Kisah Life After Death misalnya, menggambarkan nasib manusia setelah kematiannya. Tubuh yang telah tak bernyawa, diselesaikan kisahnya lewat penguburan. Ini merupakan budaya yang cukup universal. Namun dengan berlipatnya jumlah manusia, budaya penguburan jadi persoalan. Lahan khusus penguburan, makin menciut. Keharusan melakukan penguburan, dipandang tak efisien, tak produktif, dan bersaing dengan yang hidup.

Lahan-lahan yang tersedia diprioritaskan untuk kebutuhan tempat tinggal, taman, maupun tempat kerja bagi yang masih hidup. Mengatasi keperluan adanya lahan penguburan, pilihan jatuh pada kremasi. Memang kremasi bukan jalan keluar baru, namun ini jadi pilihan yang makin luas diterima. Lewat kremasi, abu yang diperoleh masih dapat disimpan sebagai artefak yang mampu menghubungkan antara yang wafat dengan kerabat yang hidup. Ini berfungsi serupa pekuburan.

Dalam perkembangan berikutnya, teknologi masa depan mampu mengekstrak kandungan tubuh manusia wafat. Ia diubah jadi unsur hara yang menumbuhkan tanaman. Alih-alih menguburkan jasad, evolusi teknologi menggeser makna mengubur jadi memanfaatkan hasil ekstraksi untuk menanam pohon dan menumbuhkan hutan-hutan. Pohon yang berhasil tumbuh, diberi tanda sesuai nama yang wafat. Lahan pekuburan yang dulunya sunyi, kini tumbuh jadi hutan-hutan di kawasan tempat hidup manusia. 

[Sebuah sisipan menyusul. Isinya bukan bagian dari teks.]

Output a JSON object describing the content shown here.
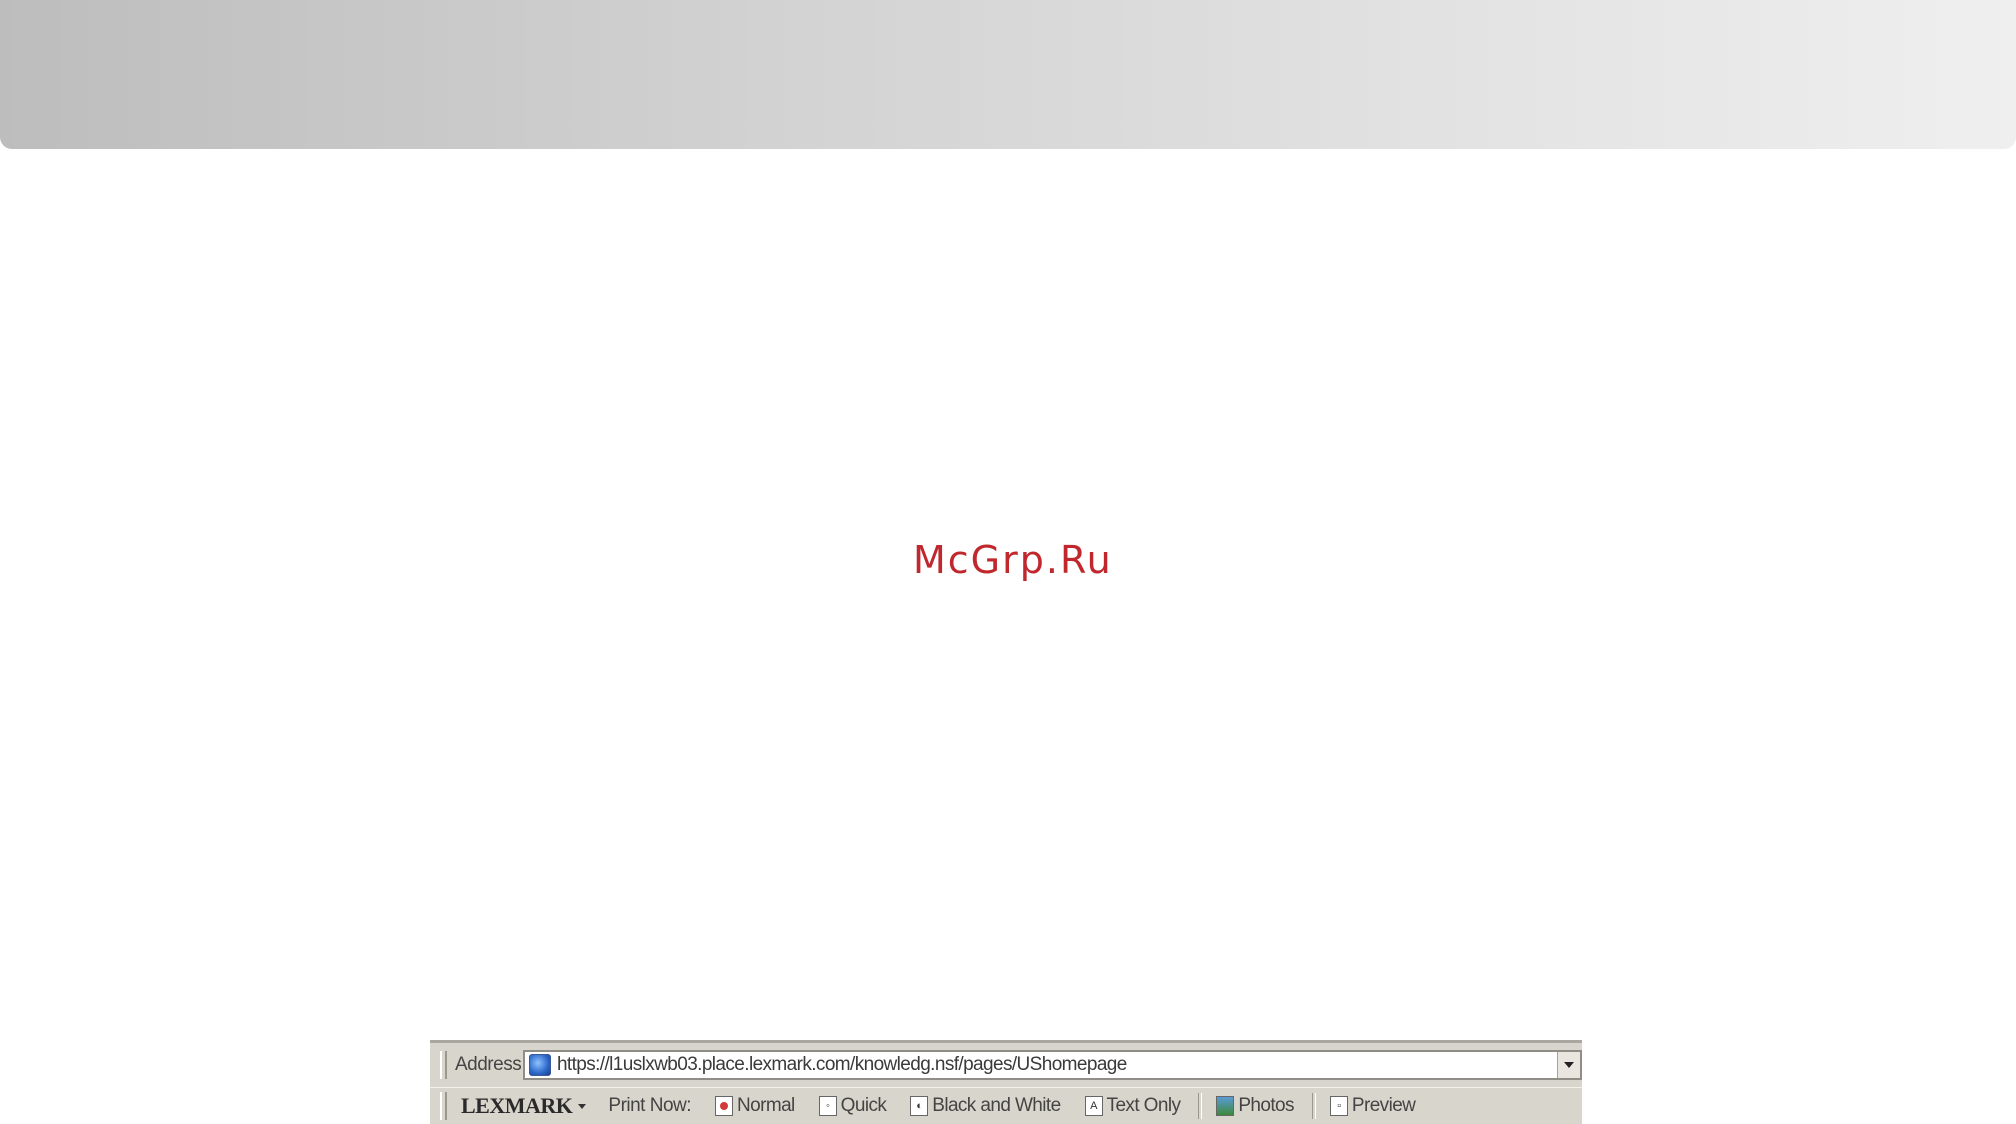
{
  "watermark": {
    "text": "McGrp.Ru",
    "color": "#c0282e"
  },
  "address_bar": {
    "label": "Address",
    "url": "https://l1uslxwb03.place.lexmark.com/knowledg.nsf/pages/UShomepage",
    "page_icon": "ie-page-icon",
    "dropdown_icon": "chevron-down-icon"
  },
  "lexmark_toolbar": {
    "brand": "LEXMARK",
    "print_now_label": "Print Now:",
    "buttons": [
      {
        "label": "Normal",
        "icon": "print-normal-icon"
      },
      {
        "label": "Quick",
        "icon": "print-quick-icon"
      },
      {
        "label": "Black and White",
        "icon": "print-bw-icon"
      },
      {
        "label": "Text Only",
        "icon": "print-text-icon"
      },
      {
        "label": "Photos",
        "icon": "print-photos-icon"
      },
      {
        "label": "Preview",
        "icon": "print-preview-icon"
      }
    ]
  }
}
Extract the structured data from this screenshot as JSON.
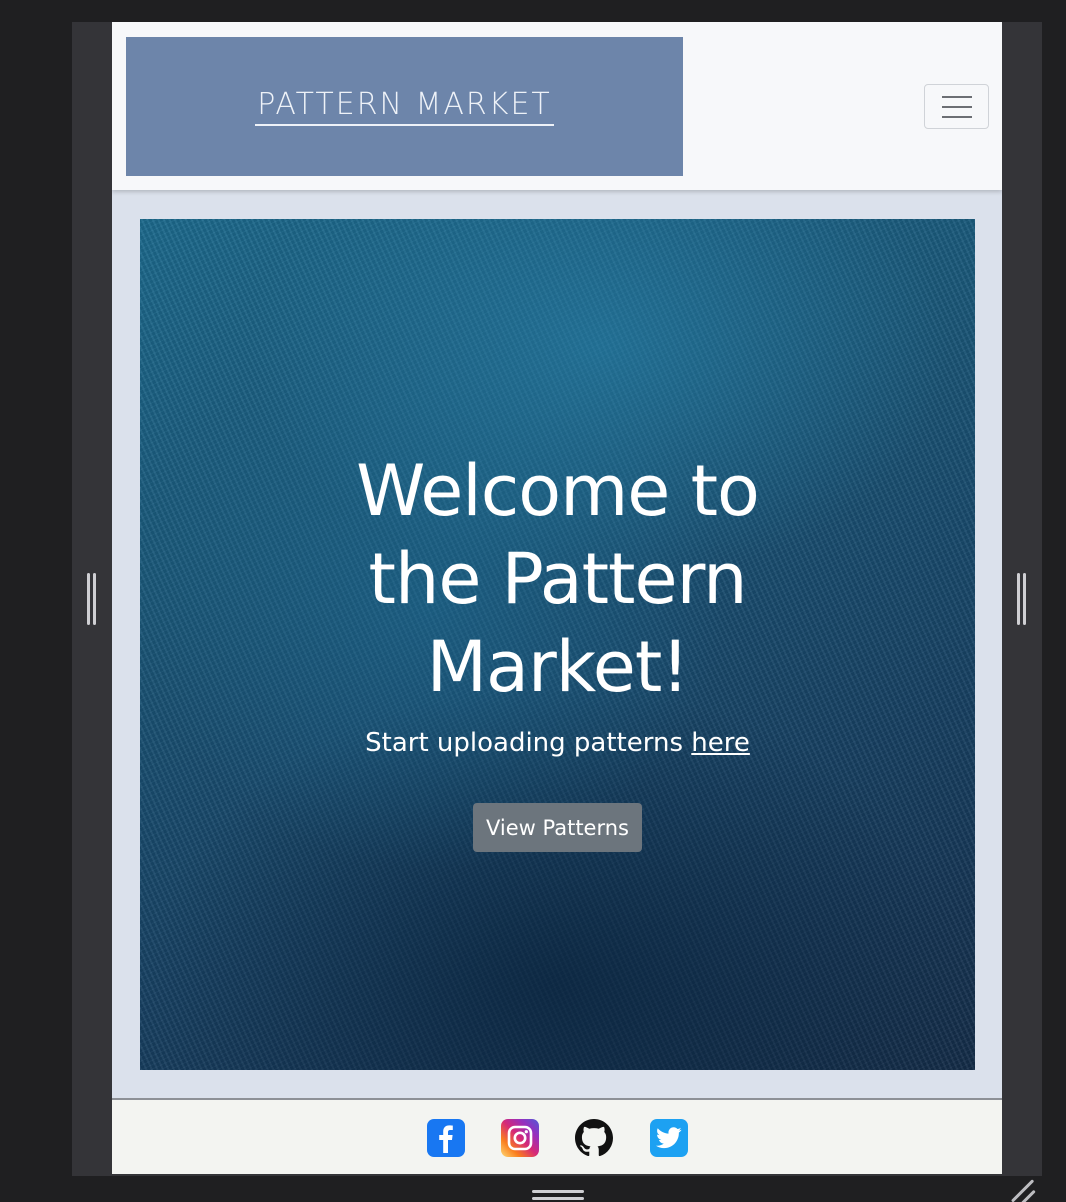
{
  "navbar": {
    "logo_text": "PATTERN MARKET",
    "toggle_label": "Toggle navigation"
  },
  "hero": {
    "title": "Welcome to the Pattern Market!",
    "subtitle_prefix": "Start uploading patterns ",
    "subtitle_link": "here",
    "button_label": "View Patterns"
  },
  "footer": {
    "social_icons": [
      "facebook-icon",
      "instagram-icon",
      "github-icon",
      "twitter-icon"
    ]
  },
  "colors": {
    "logo_background": "#6d85aa",
    "page_background": "#dbe1ec",
    "button_background": "#6c757d",
    "facebook": "#1877f2",
    "twitter": "#1da1f2"
  }
}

Dukungan teknologi berlanjut. Pohon-pohon bukan sekedar tegakan biologis, produsen oksigen dan keteduhan. Pohon-pohon ini dilengkapi perangkat artificial intelligence. AI difungsikan “menghidupkan” kembali orang wafat. Hidup kembali berarti sepenuhnya, Sang Wafat dapat berinteraksi dengan kerabat yang hidup. Mekanismenya, Sang Wafat yang hidup di era teknologi digital, tentu punya berbagai aset digital. Aset digital itu tertimbun sebagai digital path yang tak pernah terhapus.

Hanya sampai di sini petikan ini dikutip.